Per la produzione vitivinicola italiana quindi l’unica valvola di sfogo rimane l’esportazione. Fortunatamente il prodotto italiano nel mondo piace tanto che il 2010, nonostante la contingente situazione di crisi, si è chiuso con la vendita di 22 milioni di ettolitri di vino, quasi il 50% dell’intera produzione e con introiti del +12,8% rispetto al 2009, dato che segna il recupero della crisi del biennio precedente.
Ovviamente questa situazione di ripresa non è uguale per tutti visto che ci sono aziende con “il vento in poppa” e altre in “profondo rosso”.
Cosa ne dice?
Certamente, ma resta il fatto che il vino italiano sta manifestando eccellenti performance in tutte le parti del mondo sicuramente superiori a quelle dei suoi più diretti competitor.

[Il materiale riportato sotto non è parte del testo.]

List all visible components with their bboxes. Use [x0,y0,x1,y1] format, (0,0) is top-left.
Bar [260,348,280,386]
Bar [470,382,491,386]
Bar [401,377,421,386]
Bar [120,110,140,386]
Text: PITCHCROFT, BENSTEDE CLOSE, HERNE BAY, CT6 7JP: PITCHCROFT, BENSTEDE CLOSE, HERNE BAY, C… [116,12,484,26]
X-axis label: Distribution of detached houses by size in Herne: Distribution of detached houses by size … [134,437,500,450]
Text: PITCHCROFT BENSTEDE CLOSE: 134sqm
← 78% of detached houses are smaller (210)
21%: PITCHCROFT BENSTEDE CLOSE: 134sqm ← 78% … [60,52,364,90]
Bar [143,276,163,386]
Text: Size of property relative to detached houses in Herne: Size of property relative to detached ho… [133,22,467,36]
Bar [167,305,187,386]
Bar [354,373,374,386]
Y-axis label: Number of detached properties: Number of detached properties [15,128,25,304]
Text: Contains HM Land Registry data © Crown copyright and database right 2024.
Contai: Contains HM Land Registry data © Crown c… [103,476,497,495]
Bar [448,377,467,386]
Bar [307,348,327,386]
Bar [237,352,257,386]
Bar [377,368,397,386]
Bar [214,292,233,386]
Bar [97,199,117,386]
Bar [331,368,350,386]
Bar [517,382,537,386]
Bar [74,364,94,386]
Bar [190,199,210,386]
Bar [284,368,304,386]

Può azzardare previsioni per il futuro?
Non mi sento di azzardare previsioni a lungo termine visto che il settore vitivinicolo è soggetto a continue mutazioni in fatto di gusti, di tendenze e di momenti di consumo. Certamente il vino italiano è il più diffuso negli Stati Uniti, dopo gli spumanti, e anche in questo mercato gli Usa rappresentano per l’Italia il secondo Paese importatore, dopo la Germania, con 74 milioni di euro.
Per non parlare del Canada dove, da 2010 l’Italia è divenuto il fornitore leader del mercato, con aumenti a volume da 608 a 669 mila ettolitri e a valore di 246 milioni di euro, il triplo rispetto al 1998.
Come commenta le previsioni sul mercato americano tracciate dalla London International Wine?
Sono d’accordo sull’identikit del consumatore americano, sempre più orientato verso vini con un’identità meno internazionale e più territoriale, ossia verso prodotti autoctoni di cui la bottiglia, oltre ad un indiscussa qualità, manifesta anche cultura e tradizione del territorio. Inoltre il consumatore, sempre più attento e competente, va sempre di più alla ricerca di sensazioni ed emozioni che nell’uva e nel vino ci sono sempre state ma che solo un’adeguata tecnologia negli ultimi anni ha saputo mettere in luce focalizzando al meglio l’evoluzione della tradizione. In fondo, se ci pensiamo bene, cos’è la tradizione se non un’innovazione ben riuscita, consolidata nel tempo, apprezzata e perpetuata da “sua maestà” il consumatore?